Sócrates afirma, no primeiro capítulo da República de Platão, que existem três maneiras de receber um pagamento: dinheiro, honra, e, por fim, escapar de algum castigo. É justo afirmar que, passados mais de dois mil anos, pouco mudou neste sentido. A notória diferença é o método: na era dos dados, algoritmos, e influencers, delega-se a responsabilidade da atribuição de alguns destes pagamentos, mais comumente da honra (agora, quem sabe, na forma de likes), para um conjunto de instruções de computador. Contudo, do tempo dos filósofos clássicos para hoje, o entendimento humano de seu próprio comportamento social foi explorado e modelado de novas maneiras, e estas podem e devem ser aplicadas na era dos dados e inteligências artificiais.
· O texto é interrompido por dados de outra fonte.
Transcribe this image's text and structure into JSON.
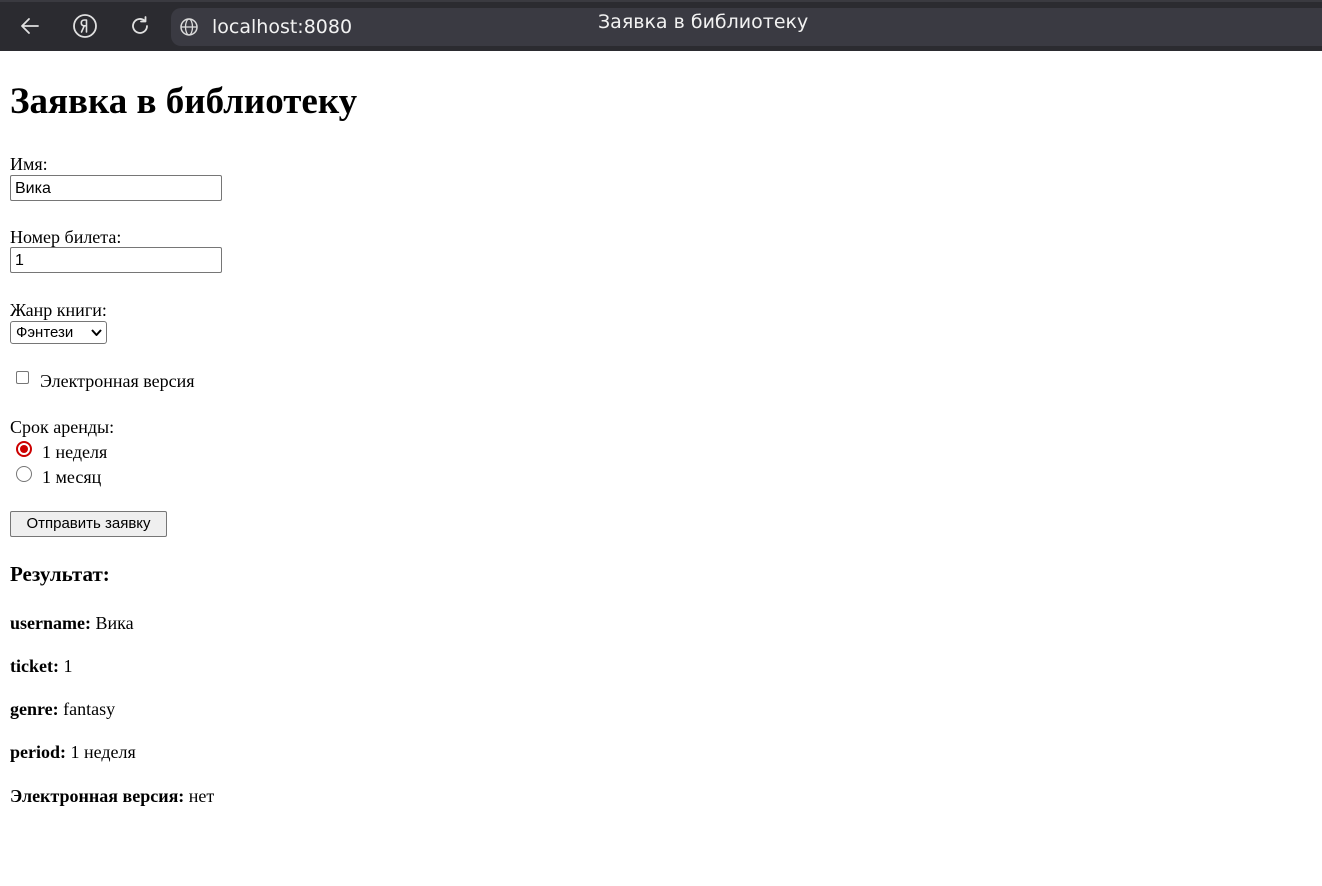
{
  "browser": {
    "url": "localhost:8080",
    "tab_title": "Заявка в библиотеку"
  },
  "page": {
    "heading": "Заявка в библиотеку",
    "form": {
      "name_label": "Имя:",
      "name_value": "Вика",
      "ticket_label": "Номер билета:",
      "ticket_value": "1",
      "genre_label": "Жанр книги:",
      "genre_selected": "Фэнтези",
      "ebook_label": "Электронная версия",
      "ebook_checked": false,
      "period_label": "Срок аренды:",
      "period_options": [
        {
          "label": "1 неделя",
          "checked": true
        },
        {
          "label": "1 месяц",
          "checked": false
        }
      ],
      "submit_label": "Отправить заявку"
    },
    "result": {
      "heading": "Результат:",
      "rows": [
        {
          "key": "username:",
          "value": "Вика"
        },
        {
          "key": "ticket:",
          "value": "1"
        },
        {
          "key": "genre:",
          "value": "fantasy"
        },
        {
          "key": "period:",
          "value": "1 неделя"
        },
        {
          "key": "Электронная версия:",
          "value": "нет"
        }
      ]
    }
  },
  "colors": {
    "toolbar_bg": "#2b2b30",
    "address_bg": "#3a3a42",
    "radio_accent": "#cc0000"
  },
  "icons": [
    "back-arrow-icon",
    "yandex-logo-icon",
    "reload-icon",
    "globe-icon",
    "select-chevron-icon"
  ]
}
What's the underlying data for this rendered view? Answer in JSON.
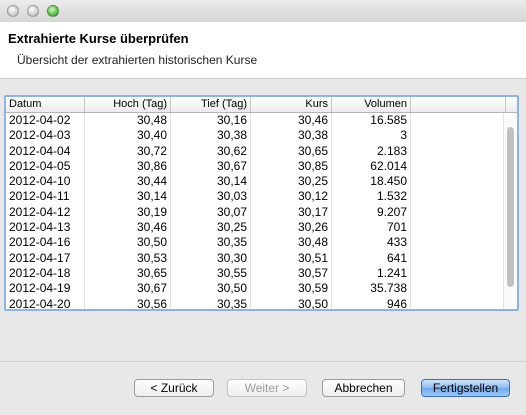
{
  "header": {
    "title": "Extrahierte Kurse überprüfen",
    "subtitle": "Übersicht der extrahierten historischen Kurse"
  },
  "table": {
    "columns": [
      "Datum",
      "Hoch (Tag)",
      "Tief (Tag)",
      "Kurs",
      "Volumen"
    ],
    "rows": [
      [
        "2012-04-02",
        "30,48",
        "30,16",
        "30,46",
        "16.585"
      ],
      [
        "2012-04-03",
        "30,40",
        "30,38",
        "30,38",
        "3"
      ],
      [
        "2012-04-04",
        "30,72",
        "30,62",
        "30,65",
        "2.183"
      ],
      [
        "2012-04-05",
        "30,86",
        "30,67",
        "30,85",
        "62.014"
      ],
      [
        "2012-04-10",
        "30,44",
        "30,14",
        "30,25",
        "18.450"
      ],
      [
        "2012-04-11",
        "30,14",
        "30,03",
        "30,12",
        "1.532"
      ],
      [
        "2012-04-12",
        "30,19",
        "30,07",
        "30,17",
        "9.207"
      ],
      [
        "2012-04-13",
        "30,46",
        "30,25",
        "30,26",
        "701"
      ],
      [
        "2012-04-16",
        "30,50",
        "30,35",
        "30,48",
        "433"
      ],
      [
        "2012-04-17",
        "30,53",
        "30,30",
        "30,51",
        "641"
      ],
      [
        "2012-04-18",
        "30,65",
        "30,55",
        "30,57",
        "1.241"
      ],
      [
        "2012-04-19",
        "30,67",
        "30,50",
        "30,59",
        "35.738"
      ],
      [
        "2012-04-20",
        "30,56",
        "30,35",
        "30,50",
        "946"
      ]
    ]
  },
  "buttons": {
    "back": "< Zurück",
    "next": "Weiter >",
    "cancel": "Abbrechen",
    "finish": "Fertigstellen"
  },
  "colors": {
    "selection_border": "#8db2e3",
    "primary_button": "#6ea8ec"
  }
}
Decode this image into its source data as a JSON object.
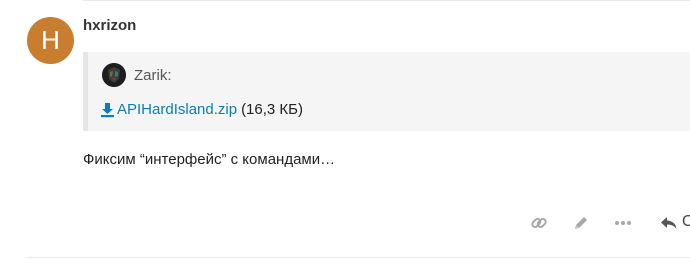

Parte-se, então, de um princípio que, apesar de parecer óbvio, pode levantar questionamentos: algoritmos exercem poder social. Ao tomar decisões de exibir ou não determinados conteúdos, oferecer ou não certas vagas de emprego, ou ainda, conectar ou não pessoas a outras pessoas, esses agentes virtuais realizam sua influência na sociedade e interferem diretamente na vida daqueles que dela participam. Ainda mais preocupante é que, muito embora exista um aparente controle dos criadores dos modelos sobre suas criações, é grande o número de eventos indesejados, quando as ações de filtragem, classificação, seleção e predição mimetizam comportamentos considerados ruins pela sociedade, como por exemplo desfavorecimento de diversidade racial, de gênero ou de classe social. Desta forma, os algoritmos estariam copiando até as práticas mais repulsivas presentes no ambiente social atual.

Para entender melhor este panorama, é possível recorrer à uma das mentes mais proeminentes no ofício de trazer luz ao funcionamento da sociedade moderna: Pierre Bourdieu, sociólogo francês do século XX. Seus conceitos de campo, habitus e meta-capital são extremamente úteis, capazes de modelar grande parte do ambiente social virtual e explicar a distinta influência que os algoritmos modernos têm na construção deste.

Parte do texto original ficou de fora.